Kalshi Updates Its Trading Fee Structure
Kalshi decided to update its fee structure starting Tuesday, July 1, 2025. The changes focus on trading and maker fees, with no new costs for membership, settlements, or ACH transfers, keeping things straightforward for most users.

A New Fee Game Plan
The big shift is in how trading fees are calculated. For orders that match instantly on the orderbook, Kalshi’s charging a variable fee based on a formula: 0.07 × C × P × (1-P), where C is the number of contracts and P is the contract price in dollars (e.g., 50 cents is 0.5).
For certain high-profile markets, like NBA games, economic indicators, or the Indy 500, maker fees for resting orders will jump from a flat $0.0025 to a new formula: 0.0175 × C × P × (1-P).
These fees only kick in when a trade executes, not if you cancel an order, and any overcharges from rounding get refunded monthly if they top $10.
Well, So How Does It Actually Works Now
Starting July 1, if you buy a contract on whether the Fed cuts rates, for, say, 50 cents each and grab 10 contracts, the trading fee would be: 0.07 × 10 × 0.5 × (1-0.5) = $0.175, rounded up to 18 cents.
If your order sits on the orderbook (a “maker” order) for specific markets like NFL games, the fee uses the 0.0175 rate instead, so it’d be $0.04375, rounded to 4 cents.
No fees for signing up, settling bets, or moving money via ACH, but watch out for that 2% debit deposit fee or crypto processor charges.

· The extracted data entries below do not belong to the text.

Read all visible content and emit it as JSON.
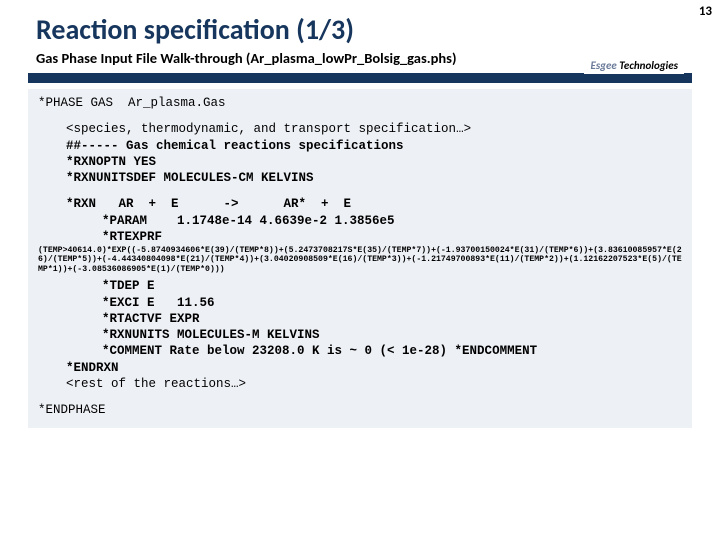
{
  "pageNumber": "13",
  "title": "Reaction specification (1/3)",
  "subtitle": "Gas Phase Input File Walk-through (Ar_plasma_lowPr_Bolsig_gas.phs)",
  "logo": {
    "prefix": "Esgee",
    "suffix": " Technologies"
  },
  "code": {
    "phase": "*PHASE GAS  Ar_plasma.Gas",
    "species": "<species, thermodynamic, and transport specification…>",
    "comment": "##----- Gas chemical reactions specifications",
    "rxnoptn": "*RXNOPTN YES",
    "rxnunitsdef": "*RXNUNITSDEF MOLECULES-CM KELVINS",
    "rxn": "*RXN   AR  +  E      ->      AR*  +  E",
    "param": "*PARAM    1.1748e-14 4.6639e-2 1.3856e5",
    "rtexprfLabel": "*RTEXPRF ",
    "rtexprfTiny": "(TEMP>40614.0)*EXP((-5.8740934606*E(39)/(TEMP*8))+(5.2473708217S*E(35)/(TEMP*7))+(-1.93700150024*E(31)/(TEMP*6))+(3.83610085957*E(26)/(TEMP*5))+(-4.44340804098*E(21)/(TEMP*4))+(3.04020908509*E(16)/(TEMP*3))+(-1.21749700893*E(11)/(TEMP*2))+(1.12162207523*E(5)/(TEMP*1))+(-3.08536086905*E(1)/(TEMP*0)))",
    "tdep": "*TDEP E",
    "exci": "*EXCI E   11.56",
    "rtactvf": "*RTACTVF EXPR",
    "rxnunits": "*RXNUNITS MOLECULES-M KELVINS",
    "commentRate": "*COMMENT Rate below 23208.0 K is ~ 0 (< 1e-28) *ENDCOMMENT",
    "endrxn": "*ENDRXN",
    "rest": "<rest of the reactions…>",
    "endphase": "*ENDPHASE"
  }
}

Scaling Up the Growing Business
Kalshi’s fee update comes as it scales up, integrating with platforms like Webull and diving deeper into crypto with ZeroHash. The new fees aim to balance growth with fairness, ensuring the platform can handle heavy trading volume while keeping costs clear.
The fee changes are modest but strategic. Most casual traders won’t feel much pinch, especially with no membership or settlement fees. For heavy hitters in markets like the NBA or economic forecasts, the new maker fees might add up, but refunds for rounding errors soften the blow.